Q&A: Trauma in the Aftermath of the Marshall Fire
The Marshall fire that devastated Boulder County on Dec. 30, 2021, qualifies as the most destructive wildfire in Colorado history, surpassing the East Troublesome fire only a year earlier. In the matter of just a few hours, high winds swept the grass fire through the towns of Superior and Louisville, resulting in the destruction of more than 1,000 homes. Those families now face the daunting process of rebuilding their lives, while hundreds more are returning to homes severely damaged by smoke and water.
The Trauma & Disaster Recovery Clinic (TDRC) in the University of Denver’s Graduate School of Professional Psychology provides psychological support to individuals and communities confronting trauma. Gwen Mitchell is co-director of the program and has extensive experience working in the area of global mental health and humanitarian aid. She answered some questions for the DU Newsroom regarding the trauma Colorado communities are facing in the aftermath of the Marshall fire.
What kind of lasting impact do you typically see when a large disaster like the Marshall fire wreaks havoc on an entire community?
While we have learned much from events like 9/11, Katrina and the Paradise fires in California, the first answer is always, it depends. Generally, we assume two-thirds of those impacted will recover naturally without intervention, while the other third would benefit from psychotherapeutic services to help with recovery. The Camp fires in California showed us that delayed trauma responses were more common than expected and, months and even years later, post-traumatic stress disorder (PTSD) was being identified and diagnosed even though these same individuals were not meeting criteria for diagnosis in the weeks and months after the fire.
A recent book published by psychologist Jack Saul — “Collective Trauma, Collective Healing” —captures the fact that when trauma is collective, we need to be mindful of the various impacts it can have. Collective trauma is trauma that happens to large groups of individuals and can be transmitted across communities and transgenerationally. War, genocide, slavery, terrorism and natural disasters can cause collective trauma, which can be further defined as historical, ancestral or cultural. Some of the symptoms of collective trauma include grief, rage, depression, denial, survivor guilt and internalized oppression, as well as physiological changes in the brain and body that can bring on chronic disease. The good news is that collective resilience and post-traumatic growth can also happen, and there are many noteworthy ways that communities protect and support each other that help to prevent more severe psychological impacts.
Does it help with mental and physical recovery when individuals have others in the community who have experienced the same trauma?
Again, my first response here is, it depends. While yes, the shared nature of collective trauma can be deeply binding for some and can lead to a honeymoon effect of sorts (as we saw in some parts of the country after 9/11). We also know disasters are not equal opportunity events, and this same disaster also led to increased trauma and social stress and alienation for certain segments of the community. Those experiencing economic stress, racism, structural inequities and/or gender discrimination prior to the disaster are already feeling stress on their bodies, minds and coping capacities. The new stress of the natural disaster can impact functioning across various domains in more acute and complex ways. Paradoxically, these same individuals have hard-earned lived experience that serves as proof they can withstand adversity. These are often the individuals who rise to the challenge the community is facing, quickly get creative and are innovative about ways to support their friends and neighbors during times of crisis.

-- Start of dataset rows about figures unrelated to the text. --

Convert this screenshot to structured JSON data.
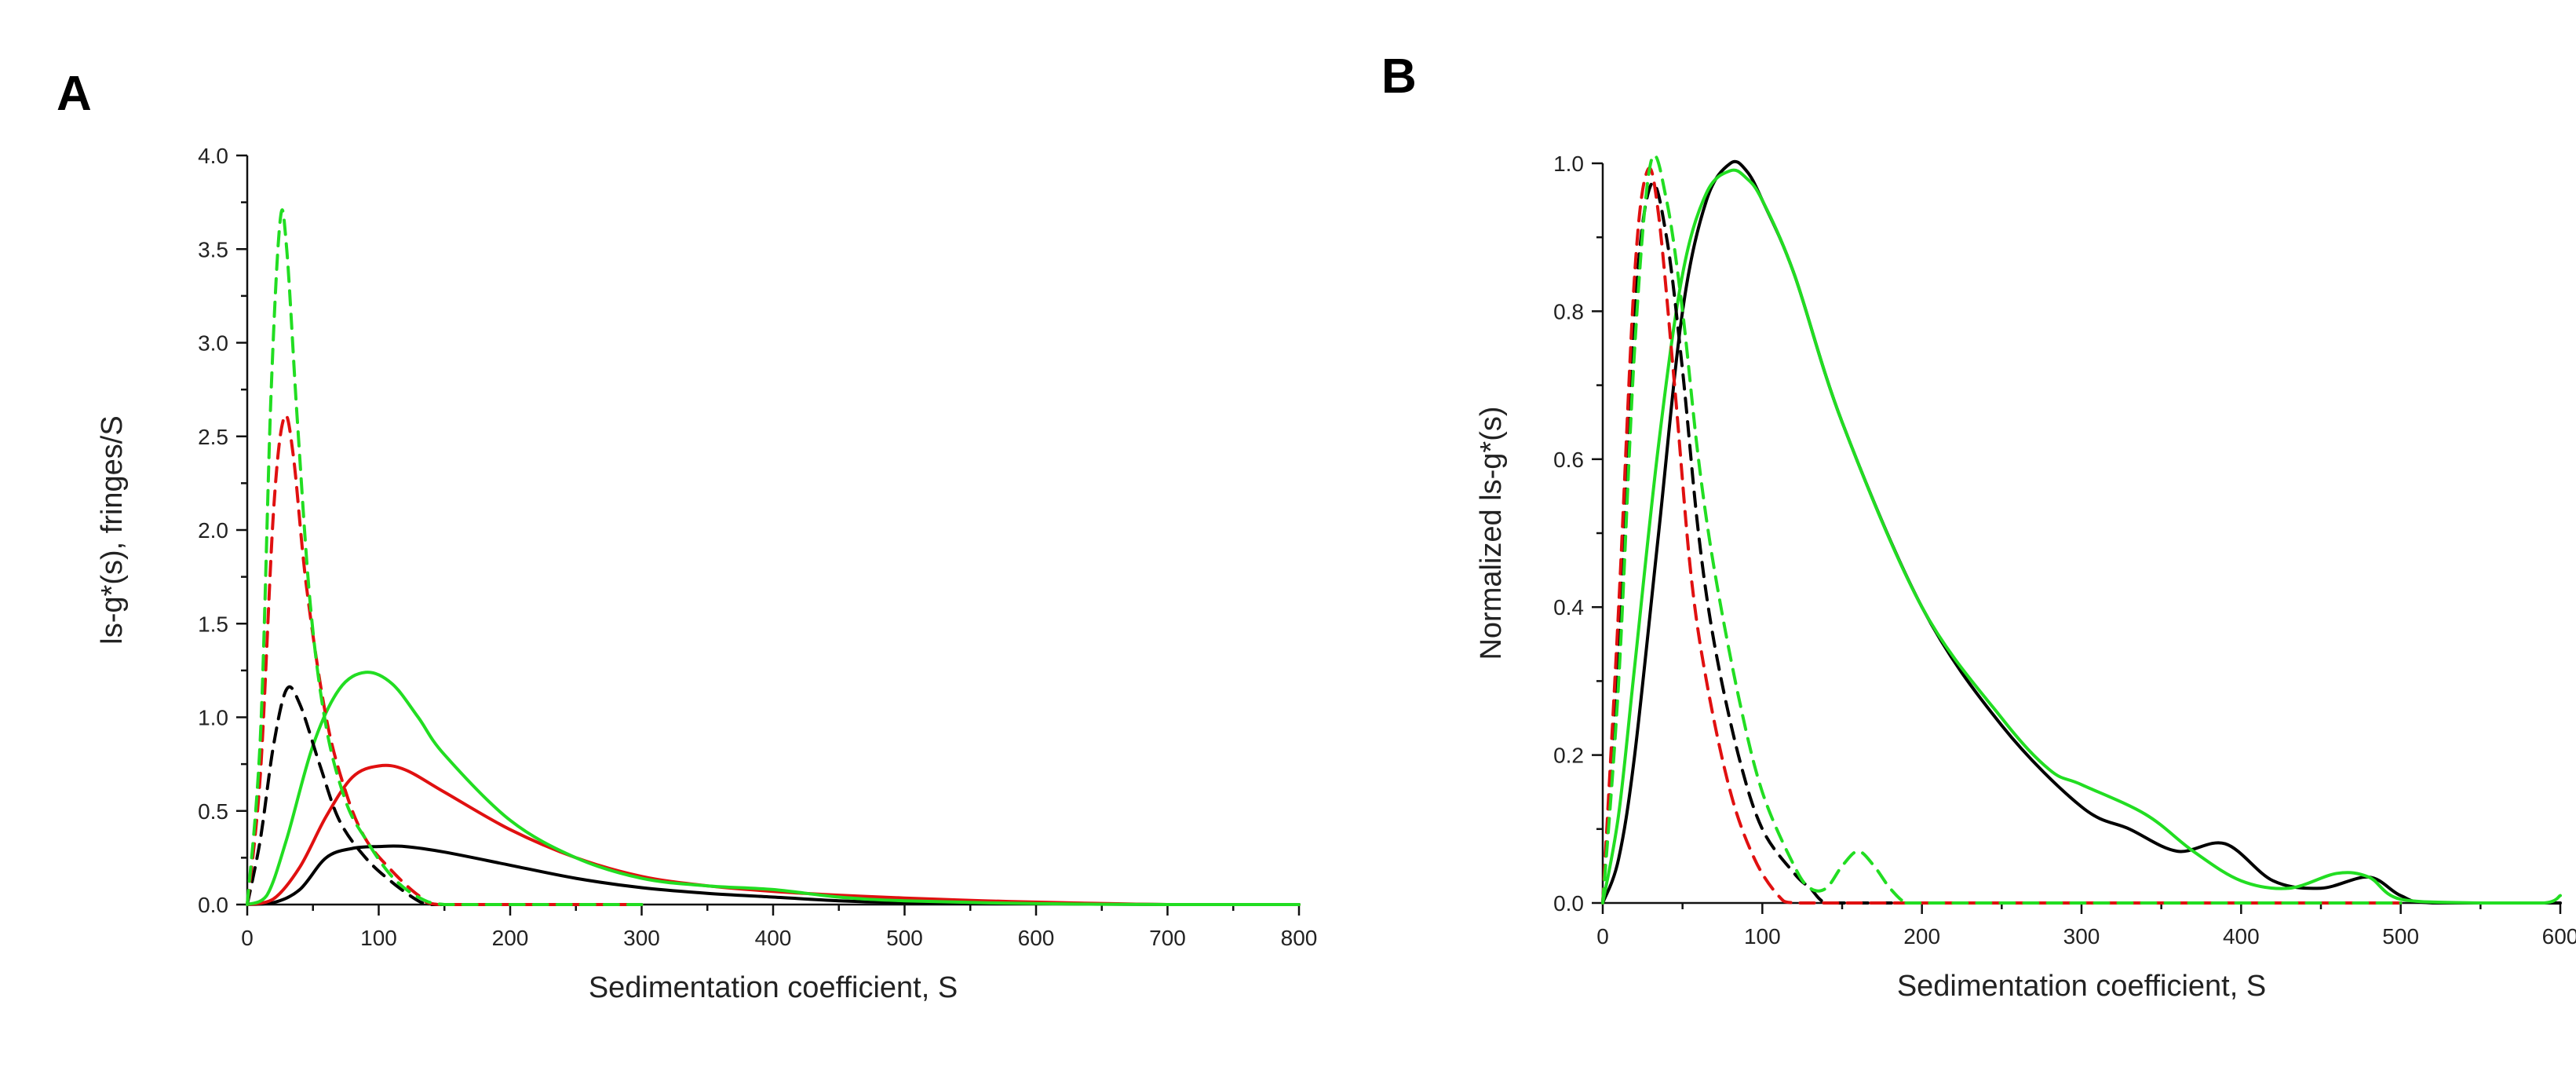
{
  "chart_data": [
    {
      "panel": "A",
      "type": "line",
      "title": "",
      "xlabel": "Sedimentation coefficient, S",
      "ylabel": "ls-g*(s), fringes/S",
      "xlim": [
        0,
        800
      ],
      "ylim": [
        0,
        4.0
      ],
      "x_ticks": [
        0,
        100,
        200,
        300,
        400,
        500,
        600,
        700,
        800
      ],
      "y_ticks": [
        0.0,
        0.5,
        1.0,
        1.5,
        2.0,
        2.5,
        3.0,
        3.5,
        4.0
      ],
      "x_tick_labels": [
        "0",
        "100",
        "200",
        "300",
        "400",
        "500",
        "600",
        "700",
        "800"
      ],
      "y_tick_labels": [
        "0.0",
        "0.5",
        "1.0",
        "1.5",
        "2.0",
        "2.5",
        "3.0",
        "3.5",
        "4.0"
      ],
      "grid": false,
      "series": [
        {
          "name": "black solid",
          "color": "#000000",
          "dash": "solid",
          "x": [
            0,
            20,
            40,
            60,
            80,
            100,
            120,
            150,
            200,
            250,
            300,
            350,
            400,
            450,
            500,
            600,
            700,
            800
          ],
          "y": [
            0,
            0.01,
            0.08,
            0.25,
            0.3,
            0.31,
            0.31,
            0.28,
            0.21,
            0.14,
            0.09,
            0.06,
            0.04,
            0.02,
            0.01,
            0.005,
            0.0,
            0.0
          ]
        },
        {
          "name": "red solid",
          "color": "#e01010",
          "dash": "solid",
          "x": [
            0,
            20,
            40,
            60,
            80,
            100,
            120,
            150,
            200,
            250,
            300,
            350,
            400,
            450,
            500,
            560,
            620,
            700,
            800
          ],
          "y": [
            0,
            0.03,
            0.2,
            0.47,
            0.68,
            0.74,
            0.72,
            0.6,
            0.4,
            0.25,
            0.15,
            0.1,
            0.07,
            0.05,
            0.035,
            0.02,
            0.01,
            0.0,
            0.0
          ]
        },
        {
          "name": "green solid",
          "color": "#22dd22",
          "dash": "solid",
          "x": [
            0,
            15,
            30,
            50,
            70,
            90,
            110,
            130,
            150,
            200,
            250,
            300,
            350,
            400,
            450,
            500,
            600,
            700,
            800
          ],
          "y": [
            0,
            0.05,
            0.35,
            0.85,
            1.15,
            1.24,
            1.18,
            1.0,
            0.8,
            0.45,
            0.25,
            0.14,
            0.1,
            0.08,
            0.04,
            0.02,
            0.005,
            0.0,
            0.0
          ]
        },
        {
          "name": "black dashed",
          "color": "#000000",
          "dash": "dashed",
          "x": [
            0,
            10,
            20,
            30,
            40,
            55,
            70,
            90,
            110,
            130,
            140,
            150,
            200,
            250,
            300
          ],
          "y": [
            0,
            0.35,
            0.85,
            1.15,
            1.07,
            0.75,
            0.45,
            0.25,
            0.12,
            0.02,
            0.0,
            0.0,
            0.0,
            0.0,
            0.0
          ]
        },
        {
          "name": "red dashed",
          "color": "#e01010",
          "dash": "dashed",
          "x": [
            0,
            10,
            20,
            28,
            35,
            45,
            60,
            75,
            90,
            110,
            130,
            145,
            200,
            250,
            300
          ],
          "y": [
            0,
            0.7,
            2.1,
            2.6,
            2.4,
            1.7,
            1.0,
            0.6,
            0.35,
            0.18,
            0.05,
            0.0,
            0.0,
            0.0,
            0.0
          ]
        },
        {
          "name": "green dashed",
          "color": "#22dd22",
          "dash": "dashed",
          "x": [
            0,
            10,
            18,
            25,
            30,
            38,
            48,
            60,
            75,
            90,
            110,
            130,
            150,
            200,
            250,
            300
          ],
          "y": [
            0,
            0.9,
            2.7,
            3.65,
            3.5,
            2.6,
            1.6,
            0.95,
            0.55,
            0.35,
            0.15,
            0.04,
            0.0,
            0.0,
            0.0,
            0.0
          ]
        }
      ]
    },
    {
      "panel": "B",
      "type": "line",
      "title": "",
      "xlabel": "Sedimentation coefficient, S",
      "ylabel": "Normalized ls-g*(s)",
      "xlim": [
        0,
        600
      ],
      "ylim": [
        0,
        1.0
      ],
      "x_ticks": [
        0,
        100,
        200,
        300,
        400,
        500,
        600
      ],
      "y_ticks": [
        0.0,
        0.2,
        0.4,
        0.6,
        0.8,
        1.0
      ],
      "x_tick_labels": [
        "0",
        "100",
        "200",
        "300",
        "400",
        "500",
        "600"
      ],
      "y_tick_labels": [
        "0.0",
        "0.2",
        "0.4",
        "0.6",
        "0.8",
        "1.0"
      ],
      "grid": false,
      "series": [
        {
          "name": "black solid",
          "color": "#000000",
          "dash": "solid",
          "x": [
            0,
            10,
            20,
            35,
            50,
            65,
            80,
            90,
            100,
            120,
            150,
            200,
            250,
            300,
            330,
            360,
            390,
            420,
            450,
            480,
            500,
            520,
            600
          ],
          "y": [
            0,
            0.06,
            0.2,
            0.5,
            0.8,
            0.95,
            1.0,
            0.99,
            0.95,
            0.85,
            0.65,
            0.4,
            0.24,
            0.13,
            0.1,
            0.07,
            0.08,
            0.03,
            0.02,
            0.035,
            0.01,
            0.0,
            0.0
          ]
        },
        {
          "name": "green solid",
          "color": "#22dd22",
          "dash": "solid",
          "x": [
            0,
            10,
            20,
            35,
            50,
            65,
            80,
            90,
            100,
            120,
            150,
            200,
            250,
            280,
            300,
            340,
            370,
            400,
            430,
            460,
            480,
            500,
            550,
            590,
            600
          ],
          "y": [
            0,
            0.12,
            0.32,
            0.62,
            0.85,
            0.96,
            0.99,
            0.98,
            0.95,
            0.85,
            0.65,
            0.4,
            0.25,
            0.18,
            0.16,
            0.12,
            0.07,
            0.03,
            0.02,
            0.04,
            0.035,
            0.005,
            0.0,
            0.0,
            0.01
          ]
        },
        {
          "name": "black dashed",
          "color": "#000000",
          "dash": "dashed",
          "x": [
            0,
            10,
            20,
            30,
            40,
            50,
            60,
            70,
            85,
            100,
            120,
            130,
            140,
            160,
            200,
            300,
            400,
            500
          ],
          "y": [
            0,
            0.35,
            0.8,
            0.97,
            0.9,
            0.72,
            0.5,
            0.35,
            0.2,
            0.1,
            0.04,
            0.02,
            0.0,
            0.0,
            0.0,
            0.0,
            0.0,
            0.0
          ]
        },
        {
          "name": "red dashed",
          "color": "#e01010",
          "dash": "dashed",
          "x": [
            0,
            10,
            20,
            28,
            35,
            45,
            55,
            65,
            80,
            95,
            110,
            120,
            150,
            200,
            300,
            400,
            500
          ],
          "y": [
            0,
            0.4,
            0.85,
            0.99,
            0.93,
            0.7,
            0.45,
            0.3,
            0.15,
            0.06,
            0.01,
            0.0,
            0.0,
            0.0,
            0.0,
            0.0,
            0.0
          ]
        },
        {
          "name": "green dashed",
          "color": "#22dd22",
          "dash": "dashed",
          "x": [
            0,
            10,
            20,
            30,
            40,
            50,
            60,
            70,
            85,
            100,
            120,
            130,
            140,
            150,
            160,
            170,
            180,
            190,
            200,
            300,
            400,
            500
          ],
          "y": [
            0,
            0.3,
            0.75,
            1.0,
            0.95,
            0.8,
            0.6,
            0.45,
            0.28,
            0.15,
            0.05,
            0.02,
            0.02,
            0.05,
            0.07,
            0.05,
            0.02,
            0.0,
            0.0,
            0.0,
            0.0,
            0.0
          ]
        }
      ]
    }
  ],
  "panels": {
    "a_letter": "A",
    "b_letter": "B"
  }
}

When we see large disasters like this, how common is it for people to decide to rebuild their lives elsewhere rather than rebuild where the disaster occurred?
There is a lot that goes into this decision for individuals impacted by a natural disaster, and typically it is a complex analysis of the push-pull factors involved. Many people choose to stay after a natural disaster and rebuild. People and communities are resilient. The nation has seen entire communities rebuild and come back even stronger after disasters. In addition to a natural desire to stay at home, other factors make it more likely that people will stay. In contrast, some people feel more comfortable leaving and starting over somewhere new. For example, after dealing with damage from a flood, some people opt to move to higher ground. Others find themselves forced to relocate due to the extent of the damage to their homes, communities and local economy.
How can a disaster like this effect those living in neighboring communities that were spared the destruction?
While it’s complicated and multidimensional, natural disasters can sometimes serve as a great equalizer and be quite grounding from an existential perspective. People all over Boulder are driving to appointments, the grocery store and work, and they are all realizing just how random the impact of the fire was. The randomness often impacts people in a very visceral way. Though fire damage will be far-reaching, it will be felt most by the communities most vulnerable to their destruction: lower-income communities and communities of color. Because of the human-driven reality of climate change, natural disasters will only become more frequent, and this is hitting home for many in the wake of this fire.
How can GSPP's Trauma & Disaster Recovery Clinic support those affected by the Marshall fire and other destructive events?
The Trauma & Disaster Recovery Clinic (TDRC) provides psychological support to individuals and communities who have experienced stress, adversity and/or trauma. We utilize an integrative and strengths-based approach that is culturally informed. We never turn anyone away tied to cost barriers and can offer pro-bono support to survivors of recent disasters. We also offer technical assistance and training to those interested in receiving training or workshops to help groups and organizations better serve their communities and beneficiaries.